= Georges Troisfontaines =

Georges Troisfontaines (/fr/; 19 November 1919 – 1 February 2007) was the founder of the World Press agency, and one of the co-authors of the series Buck Danny.

After his first work for the Franco-Belgian comics magazine Spirou before World War II, in which he published strips in relation to aviation, he created in the 1940s the World Press agency. This Belgian agency provided Spirou magazine with comics, and employed at that time several authors of comics series including Jean Graton, Eddy Paape, Jijé, Victor Hubinon and Jean-Michel Charlier. Troisfontaines suggested that the latter two artists get associated. Together, Hubinon and Charlier published L’agonie du Bismarck in 1946 and Les Japs attaquent in 1947 in Spirou. The eponymous hero of Buck Danny starts out as an engineer in the air force. Georges Troisfontaines was the scriptwriter of the first thirteen strips, then Charlier took over. In 1996 a trial between Georges Troisfontaines against Charlier's rights took place, which allowed him to be recognized as a co-author of the series.

Georges Troisfontaines also made possible the collaboration between René Goscinny and Albert Uderzo in 1950, when Goscinny became the leader of the World Press' subsidiary in Paris. He met Uderzo, with whom he created the series Jehan Pistolet, Oumpah-pah and Astérix.

In 1956, a grave argument occurred at the World Press. Some comics authors of the agency decided to join to sign a draft to defend their job.

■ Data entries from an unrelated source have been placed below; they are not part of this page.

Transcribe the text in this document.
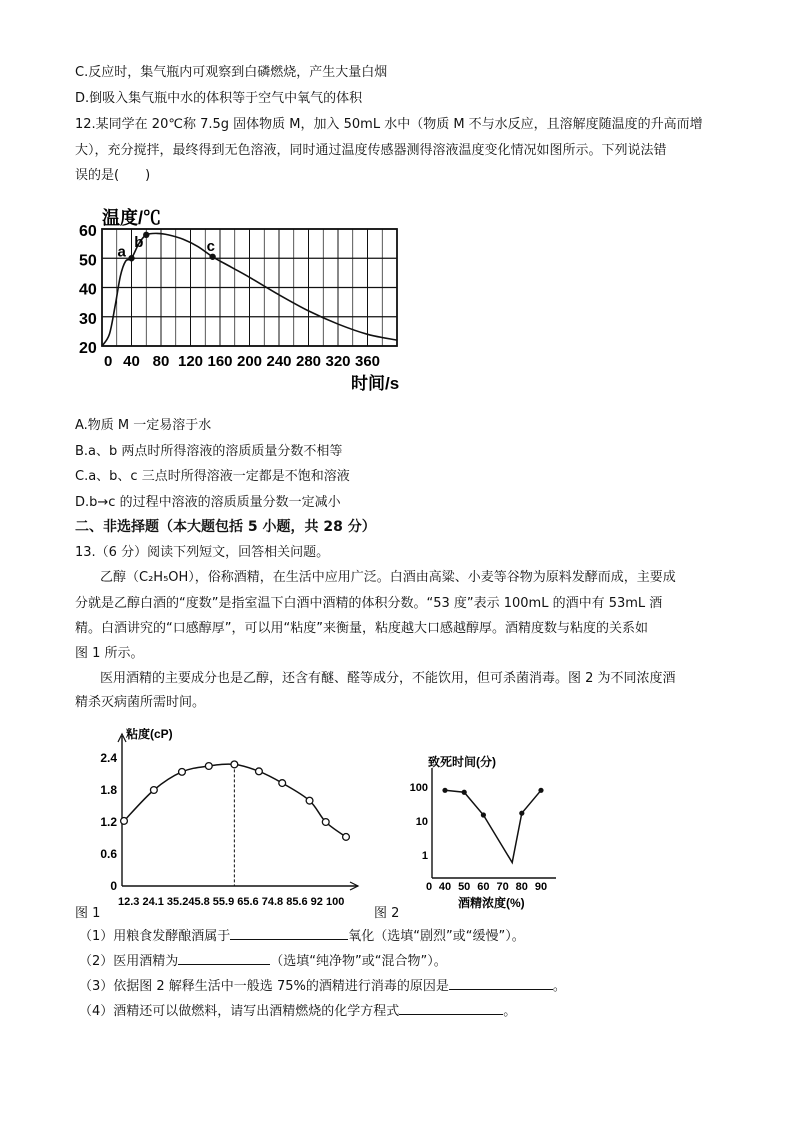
C.反应时，集气瓶内可观察到白磷燃烧，产生大量白烟
D.倒吸入集气瓶中水的体积等于空气中氧气的体积
12.某同学在 20℃称 7.5g 固体物质 M，加入 50mL 水中（物质 M 不与水反应，且溶解度随温度的升高而增
大），充分搅拌，最终得到无色溶液，同时通过温度传感器测得溶液温度变化情况如图所示。下列说法错
误的是(　　)
a
b	c
温度/℃
20
30
40
50
60
0 40 80 120 160 200 240 280 320 360
时间/s
A.物质 M 一定易溶于水
B.a、b 两点时所得溶液的溶质质量分数不相等
C.a、b、c 三点时所得溶液一定都是不饱和溶液
D.b→c 的过程中溶液的溶质质量分数一定减小
二、非选择题（本大题包括 5 小题，共 28 分）
13.（6 分）阅读下列短文，回答相关问题。
乙醇（C₂H₅OH），俗称酒精，在生活中应用广泛。白酒由高粱、小麦等谷物为原料发酵而成，主要成
分就是乙醇白酒的“度数”是指室温下白酒中酒精的体积分数。“53 度”表示 100mL 的酒中有 53mL 酒
精。白酒讲究的“口感醇厚”，可以用“粘度”来衡量，粘度越大口感越醇厚。酒精度数与粘度的关系如
图 1 所示。
医用酒精的主要成分也是乙醇，还含有醚、醛等成分，不能饮用，但可杀菌消毒。图 2 为不同浓度酒
精杀灭病菌所需时间。
粘度(cP)
0
0.6
1.2
1.8
2.4
12.3 24.1 35.245.8 55.9 65.6 74.8 85.6 92 100
图 1
致死时间(分)
1
10
100
0 40 50 60 70 80 90
酒精浓度(%)
图 2
（1）用粮食发酵酿酒属于	氧化（选填“剧烈”或“缓慢”）。
（2）医用酒精为	（选填“纯净物”或“混合物”）。
（3）依据图 2 解释生活中一般选 75%的酒精进行消毒的原因是	。
（4）酒精还可以做燃料，请写出酒精燃烧的化学方程式	。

In particular, the authors wanted to retain the rights to their characters. At that time publishers could freely grant the making of a series to any other authors. In the face of this rebellion, Georges Troisfantaines decided to fire René Goscinny, seen as the leader of the movement. Jean-Michel Charlier and Uderzo decided to deliberately leave the agency and founded, together with Goscinny, first the competing Édifrance agency, and then the Pilote magazine.